Core Insights - Johnson & Johnson's RYBREVANT FASPRO™ (amivantamab and hyaluronidase-lpuj) has received Breakthrough Therapy Designation from the U.S. FDA for treating advanced head and neck squamous cell carcinoma in patients who have progressed after platinum-based chemotherapy and PD-1/PD-L1 inhibitors [1][2] Group 1: FDA Designation and Clinical Data - The Breakthrough Therapy Designation is based on clinical data showing rapid and durable responses in heavily pretreated patients, indicating a significant need for new therapies in this area [1][2] - The designation expands the application of RYBREVANT FASPRO™ beyond its current approval for non-small cell lung cancer [1][2] - The clinical activity supporting this designation comes from the Phase 1b/2 OrigAMI-4 study, which demonstrated promising results in a challenging patient population [1][2] Group 2: Treatment Mechanism and Patient Impact - RYBREVANT FASPRO™ targets both epidermal growth factor receptor (EGFR) and mesenchymal-epithelial transition (MET) pathways, which are overexpressed in HPV-unrelated recurrent or metastatic head and neck squamous cell carcinoma [1][2] - The dual targeting approach has shown meaningful clinical benefits in lung cancer, with the aim of improving patient outcomes in head and neck cancer as well [1][2] Group 3: Ongoing Studies and Future Directions - RYBREVANT FASPRO™ is currently being evaluated in the ongoing Phase 3 OrigAMI-5 study, which compares its efficacy in combination with pembrolizumab and carboplatin against standard treatments [1][2] - The FDA's Breakthrough Therapy Designation aims to expedite the development and regulatory review process for therapies that show substantial improvement over existing options [1][2] Group 4: Background on Head and Neck Cancer - Head and neck squamous cell carcinoma accounts for over 90% of head and neck cancer cases and approximately 4.5% of all cancers globally, with a significant portion being HPV-negative, which is associated with poorer prognosis [1][2] - Despite advancements in treatment, many patients progress to advanced, recurrent, or metastatic disease, highlighting the urgent need for new therapeutic options [1][2]

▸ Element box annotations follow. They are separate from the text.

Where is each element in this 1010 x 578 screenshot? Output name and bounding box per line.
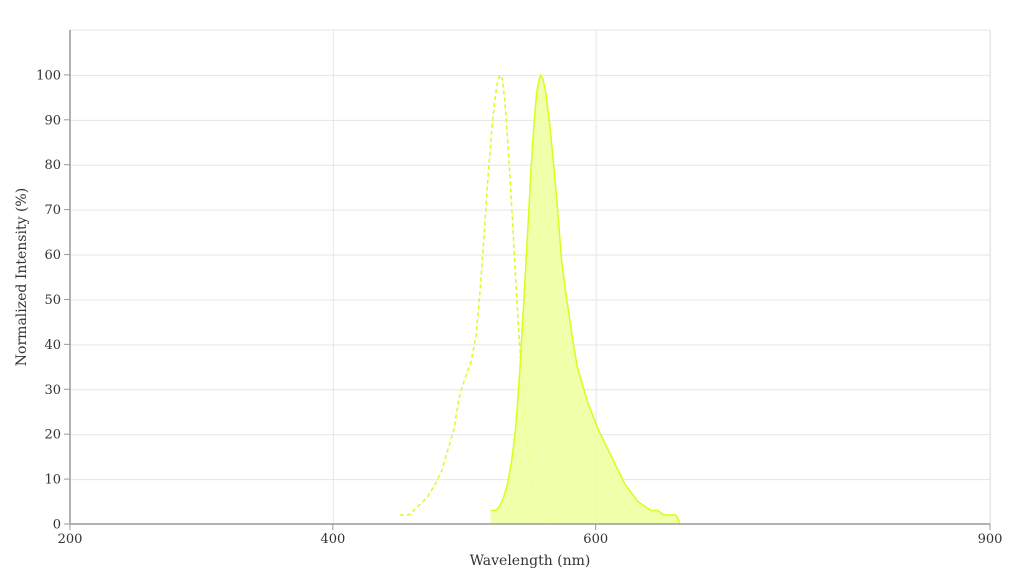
x-tick-label-900: 900 [978,532,1003,547]
x-tick-label-200: 200 [58,532,83,547]
series-1-area [490,74,680,525]
y-tick-label-40: 40 [44,338,61,353]
y-tick-label-70: 70 [44,203,61,218]
y-tick-label-0: 0 [53,518,61,533]
y-tick-label-10: 10 [44,473,61,488]
series-0-line [399,74,555,525]
y-tick-label-80: 80 [44,158,61,173]
x-tick-label-400: 400 [320,532,345,547]
y-tick-label-100: 100 [36,68,61,83]
y-tick-label-30: 30 [44,383,61,398]
y-tick-label-90: 90 [44,113,61,128]
y-tick-label-20: 20 [44,428,61,443]
axes: 0 10 20 30 40 50 60 70 80 90 100 200 400 600 900 [36,30,1002,547]
x-tick-label-600: 600 [583,532,608,547]
y-tick-label-60: 60 [44,248,61,263]
y-tick-label-50: 50 [44,293,61,308]
x-axis-title: Wavelength (nm) [470,553,591,569]
series-layer [399,74,681,525]
y-axis-title: Normalized Intensity (%) [14,188,30,366]
series-1-line [490,74,681,525]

Core Viewpoint - Sanofi's rilzabrutinib has received breakthrough therapy designation from the FDA and orphan drug designation in Japan for treating warm autoimmune hemolytic anemia (wAIHA), highlighting the urgent need for effective treatments for this rare autoimmune disorder [1][3][4]. Group 1: Designations and Studies - The FDA's breakthrough therapy designation aims to expedite the development of medicines for serious conditions, indicating rilzabrutinib may show substantial improvement over existing treatments [3]. - Rilzabrutinib is currently being evaluated in the LUMINA 2 phase 2b study and the new LUMINA 3 phase 3 study, which compares rilzabrutinib with placebo for wAIHA patients [2]. - There are no approved treatments specifically targeting the underlying causes of wAIHA, which can lead to severe health complications [2]. Group 2: Rilzabrutinib Overview - Rilzabrutinib is a novel oral, reversible Bruton's tyrosine kinase (BTK) inhibitor, already approved for immune thrombocytopenia (ITP) in the US, EU, and UAE, and under review in Japan [4][8]. - The drug addresses immune system dysregulation through multi-immune modulation, making it a potential treatment for various rare diseases [7][8]. - Rilzabrutinib has received multiple regulatory designations, including orphan drug status for autoimmune hemolytic anemia and other rare diseases [5][9]. Group 3: About wAIHA - Warm autoimmune hemolytic anemia is a rare and potentially life-threatening condition, affecting 4 to 24 individuals per 100,000 in the US and EU, and 3 to 10 per million in Japan [6]. - Symptoms include fatigue, dizziness, and serious complications like thromboembolism, emphasizing the need for effective treatments [6]. Group 4: Company Overview - Sanofi is an R&D-driven biopharma company focused on improving lives through innovative medicines and vaccines, with a commitment to addressing urgent healthcare challenges [10].